By Sarah Bakhtiari
This week, President Obama’s visit to Hiroshima has stirred up controversy over the use of nuclear weapons. Scott Sagan and Benjamin Valentino recap popular opinion in the U.S. in the wake of the bombings at Hiroshima and Nagasaki, then frame it against more recent polling on support for nuclear weapons’ use in modern geopolitical contexts. Meanwhile, North Korea continues to pursue a path of nuclear weapons development and, even skeptics agree, is on track to developing a nuclear-capable missile with a range reaching to the continental United States by early next decade. What’s to be done? Some say the U.S. has few levers to pull. Maybe these troops should wise up?
Dead body politics—yes, that’s right, the politics of which bodies are counted and how—directly shape policy. U.S. policy, for example, on drone strikes counts the number of civilian casualties differently than watchdogs do, leading to divergent claims about the success (or failure) of drone strikes. The lack of transparency in U.S. drone policy has been a persistent issue for watchdog agencies, as well as individuals like this Army chaplain, who resigned over what he called the executive branch’s claim to “the right to kill anyone, anywhere on Earth, at any time, for secret reasons, based on secret evidence, in a secret process, undertaken by unidentified officials.” Stimson Center produced a report card grading progress on U.S. drone policy this past February to offer insights into how well the Obama administration has taken up the recommendations of the Stimson Task Force on Drone Policy. As this researcher points out, success is defined relatively—depending on the timeline and effects of interest.

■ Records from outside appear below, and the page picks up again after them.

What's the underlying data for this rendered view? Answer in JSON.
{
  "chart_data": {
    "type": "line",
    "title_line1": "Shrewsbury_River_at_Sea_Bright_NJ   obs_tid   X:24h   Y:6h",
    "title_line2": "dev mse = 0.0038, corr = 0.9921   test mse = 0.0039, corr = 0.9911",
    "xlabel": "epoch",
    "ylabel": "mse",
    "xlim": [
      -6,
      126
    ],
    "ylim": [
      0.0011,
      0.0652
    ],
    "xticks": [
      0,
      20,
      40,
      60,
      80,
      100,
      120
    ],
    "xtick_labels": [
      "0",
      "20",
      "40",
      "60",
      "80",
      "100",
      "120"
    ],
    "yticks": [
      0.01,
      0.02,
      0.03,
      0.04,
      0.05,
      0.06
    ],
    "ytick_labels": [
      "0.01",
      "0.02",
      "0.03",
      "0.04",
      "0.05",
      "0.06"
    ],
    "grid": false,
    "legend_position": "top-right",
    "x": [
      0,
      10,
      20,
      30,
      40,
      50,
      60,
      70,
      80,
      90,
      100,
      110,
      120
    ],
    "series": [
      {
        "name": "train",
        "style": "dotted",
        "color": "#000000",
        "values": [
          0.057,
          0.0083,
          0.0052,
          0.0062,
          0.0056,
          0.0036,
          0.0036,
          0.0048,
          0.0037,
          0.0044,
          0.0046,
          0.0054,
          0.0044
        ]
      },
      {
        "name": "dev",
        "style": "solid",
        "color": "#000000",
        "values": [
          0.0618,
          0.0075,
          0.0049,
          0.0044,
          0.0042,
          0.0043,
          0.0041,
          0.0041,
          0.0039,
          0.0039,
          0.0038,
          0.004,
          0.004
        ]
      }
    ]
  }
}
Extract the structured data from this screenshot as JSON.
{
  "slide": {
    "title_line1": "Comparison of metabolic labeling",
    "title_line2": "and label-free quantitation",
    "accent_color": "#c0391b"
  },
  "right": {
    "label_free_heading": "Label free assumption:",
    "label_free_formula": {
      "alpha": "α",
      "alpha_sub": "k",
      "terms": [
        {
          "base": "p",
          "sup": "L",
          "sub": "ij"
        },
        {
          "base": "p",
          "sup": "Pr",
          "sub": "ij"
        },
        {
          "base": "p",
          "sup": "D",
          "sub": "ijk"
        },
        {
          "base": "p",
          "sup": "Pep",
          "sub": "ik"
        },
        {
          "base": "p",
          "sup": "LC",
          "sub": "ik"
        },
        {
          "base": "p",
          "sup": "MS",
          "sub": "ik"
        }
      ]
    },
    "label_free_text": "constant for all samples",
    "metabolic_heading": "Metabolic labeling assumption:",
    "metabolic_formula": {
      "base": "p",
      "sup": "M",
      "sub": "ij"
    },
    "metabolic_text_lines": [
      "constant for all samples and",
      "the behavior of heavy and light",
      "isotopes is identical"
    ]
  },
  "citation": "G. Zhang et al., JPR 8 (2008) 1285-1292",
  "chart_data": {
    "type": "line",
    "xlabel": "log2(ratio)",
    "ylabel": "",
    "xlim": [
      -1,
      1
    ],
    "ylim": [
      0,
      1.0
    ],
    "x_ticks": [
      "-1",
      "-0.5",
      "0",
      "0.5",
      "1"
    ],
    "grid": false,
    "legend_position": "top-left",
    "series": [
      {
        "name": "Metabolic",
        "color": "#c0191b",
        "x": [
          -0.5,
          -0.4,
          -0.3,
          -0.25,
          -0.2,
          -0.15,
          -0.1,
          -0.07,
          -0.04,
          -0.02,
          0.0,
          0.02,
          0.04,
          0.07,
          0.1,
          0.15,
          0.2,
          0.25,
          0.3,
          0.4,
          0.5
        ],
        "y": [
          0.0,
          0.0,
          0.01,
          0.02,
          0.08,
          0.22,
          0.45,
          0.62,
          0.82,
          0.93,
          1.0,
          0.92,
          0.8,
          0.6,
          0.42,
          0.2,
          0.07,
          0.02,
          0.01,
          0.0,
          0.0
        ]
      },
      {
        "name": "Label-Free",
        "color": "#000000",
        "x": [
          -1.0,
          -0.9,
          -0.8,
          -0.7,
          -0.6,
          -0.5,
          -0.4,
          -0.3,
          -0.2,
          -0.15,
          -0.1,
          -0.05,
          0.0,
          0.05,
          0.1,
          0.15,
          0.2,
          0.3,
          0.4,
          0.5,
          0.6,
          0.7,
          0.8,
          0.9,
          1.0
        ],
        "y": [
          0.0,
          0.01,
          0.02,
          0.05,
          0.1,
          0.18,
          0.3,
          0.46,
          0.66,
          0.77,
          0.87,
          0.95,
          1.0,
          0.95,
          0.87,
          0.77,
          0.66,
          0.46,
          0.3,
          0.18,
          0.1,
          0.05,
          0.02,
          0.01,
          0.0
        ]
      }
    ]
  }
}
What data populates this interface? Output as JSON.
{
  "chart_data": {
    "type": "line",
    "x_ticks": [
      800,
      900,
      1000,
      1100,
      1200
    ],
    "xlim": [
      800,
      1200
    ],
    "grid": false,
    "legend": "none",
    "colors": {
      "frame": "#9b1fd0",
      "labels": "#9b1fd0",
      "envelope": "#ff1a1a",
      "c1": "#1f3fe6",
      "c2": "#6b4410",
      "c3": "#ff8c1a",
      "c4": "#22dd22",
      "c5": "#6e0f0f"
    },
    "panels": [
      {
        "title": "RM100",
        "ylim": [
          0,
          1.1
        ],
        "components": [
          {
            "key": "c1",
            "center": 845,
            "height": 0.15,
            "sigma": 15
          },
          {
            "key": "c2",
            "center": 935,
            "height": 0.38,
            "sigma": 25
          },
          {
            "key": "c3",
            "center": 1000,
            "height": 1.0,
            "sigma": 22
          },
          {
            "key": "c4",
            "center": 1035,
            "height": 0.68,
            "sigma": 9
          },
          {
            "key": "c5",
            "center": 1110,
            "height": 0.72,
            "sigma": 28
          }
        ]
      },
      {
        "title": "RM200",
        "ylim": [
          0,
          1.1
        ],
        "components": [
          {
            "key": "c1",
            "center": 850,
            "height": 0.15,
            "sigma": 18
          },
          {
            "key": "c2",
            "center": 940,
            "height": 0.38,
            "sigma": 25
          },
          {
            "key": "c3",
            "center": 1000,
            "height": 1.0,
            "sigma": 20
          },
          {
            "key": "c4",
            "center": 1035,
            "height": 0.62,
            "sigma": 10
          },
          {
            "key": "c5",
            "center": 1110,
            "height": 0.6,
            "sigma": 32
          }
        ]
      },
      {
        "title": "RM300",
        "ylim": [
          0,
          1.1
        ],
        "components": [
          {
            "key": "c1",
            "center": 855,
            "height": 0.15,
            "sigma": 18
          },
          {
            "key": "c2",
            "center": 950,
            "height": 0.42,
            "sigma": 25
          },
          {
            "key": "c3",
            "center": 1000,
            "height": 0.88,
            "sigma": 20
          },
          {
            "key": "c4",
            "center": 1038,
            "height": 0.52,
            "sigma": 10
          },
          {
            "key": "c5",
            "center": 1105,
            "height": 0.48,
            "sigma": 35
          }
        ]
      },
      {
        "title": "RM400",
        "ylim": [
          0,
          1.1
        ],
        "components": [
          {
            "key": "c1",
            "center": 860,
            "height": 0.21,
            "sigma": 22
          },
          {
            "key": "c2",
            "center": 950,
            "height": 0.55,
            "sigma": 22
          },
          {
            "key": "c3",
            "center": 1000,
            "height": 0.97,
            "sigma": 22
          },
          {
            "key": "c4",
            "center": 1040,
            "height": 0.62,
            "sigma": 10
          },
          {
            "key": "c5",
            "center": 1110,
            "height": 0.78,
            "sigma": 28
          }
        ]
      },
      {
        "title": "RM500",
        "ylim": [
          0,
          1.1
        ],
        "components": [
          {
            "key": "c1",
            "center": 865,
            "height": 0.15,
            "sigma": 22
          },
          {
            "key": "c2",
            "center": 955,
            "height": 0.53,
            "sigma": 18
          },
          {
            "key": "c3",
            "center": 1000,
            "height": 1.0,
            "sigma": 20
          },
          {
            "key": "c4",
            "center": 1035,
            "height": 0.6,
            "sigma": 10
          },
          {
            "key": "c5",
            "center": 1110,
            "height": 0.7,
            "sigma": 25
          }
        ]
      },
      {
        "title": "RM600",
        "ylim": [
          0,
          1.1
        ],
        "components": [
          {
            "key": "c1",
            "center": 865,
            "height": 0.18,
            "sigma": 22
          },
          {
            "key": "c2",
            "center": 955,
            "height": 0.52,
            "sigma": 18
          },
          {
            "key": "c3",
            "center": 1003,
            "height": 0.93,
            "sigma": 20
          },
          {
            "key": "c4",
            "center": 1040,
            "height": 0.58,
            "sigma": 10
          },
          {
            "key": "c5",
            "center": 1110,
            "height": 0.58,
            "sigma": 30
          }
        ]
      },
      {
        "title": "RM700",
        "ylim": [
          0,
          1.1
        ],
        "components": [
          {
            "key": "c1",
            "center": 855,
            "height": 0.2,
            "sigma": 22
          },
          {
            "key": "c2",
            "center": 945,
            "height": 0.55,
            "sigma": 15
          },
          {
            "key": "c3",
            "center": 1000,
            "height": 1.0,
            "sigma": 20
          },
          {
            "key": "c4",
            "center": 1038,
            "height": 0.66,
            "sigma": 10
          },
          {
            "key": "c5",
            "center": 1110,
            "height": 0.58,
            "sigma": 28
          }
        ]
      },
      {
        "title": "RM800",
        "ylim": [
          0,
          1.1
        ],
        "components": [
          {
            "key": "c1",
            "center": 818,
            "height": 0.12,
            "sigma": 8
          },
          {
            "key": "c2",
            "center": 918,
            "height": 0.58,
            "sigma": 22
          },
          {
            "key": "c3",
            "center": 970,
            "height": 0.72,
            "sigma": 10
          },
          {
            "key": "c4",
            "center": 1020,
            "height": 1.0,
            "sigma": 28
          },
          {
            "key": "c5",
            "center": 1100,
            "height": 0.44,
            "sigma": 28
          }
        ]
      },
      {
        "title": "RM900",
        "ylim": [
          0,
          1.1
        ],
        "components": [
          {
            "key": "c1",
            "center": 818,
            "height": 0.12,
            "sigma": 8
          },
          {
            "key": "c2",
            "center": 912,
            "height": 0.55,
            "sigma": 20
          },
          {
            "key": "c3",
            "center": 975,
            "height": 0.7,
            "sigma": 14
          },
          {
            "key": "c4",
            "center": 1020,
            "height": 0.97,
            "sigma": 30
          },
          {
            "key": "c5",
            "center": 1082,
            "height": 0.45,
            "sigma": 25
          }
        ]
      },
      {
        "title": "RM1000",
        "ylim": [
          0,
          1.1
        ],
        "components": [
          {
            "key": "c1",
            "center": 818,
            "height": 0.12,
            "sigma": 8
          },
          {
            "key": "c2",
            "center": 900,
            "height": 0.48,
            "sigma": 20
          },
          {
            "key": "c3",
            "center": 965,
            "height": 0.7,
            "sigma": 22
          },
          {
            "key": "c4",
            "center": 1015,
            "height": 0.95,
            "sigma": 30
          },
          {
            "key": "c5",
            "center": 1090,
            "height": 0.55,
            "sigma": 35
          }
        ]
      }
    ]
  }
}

Help combat your inner p-value demons with this new article from the European Journal of Epidemiology, which offers an explanatory list of 25 misinterpretations of P values, confidence intervals, and power.
Peer-reviewed, open access journals offer the potential for more widespread readership and research dissemination. But are they all alike? As Timothy Rich demonstrates, some masquerade as legitimate but don’t provide the scrutiny one would expect from a peer-reviewed publication. Read here to find out how Rich brought “sexy back” to test the credibility of the Review of History and Political Science. Such open access journals, might, however, be the best way to spread your research insights directly to policymakers—since many political leaders and civil servants have no access to academic journals.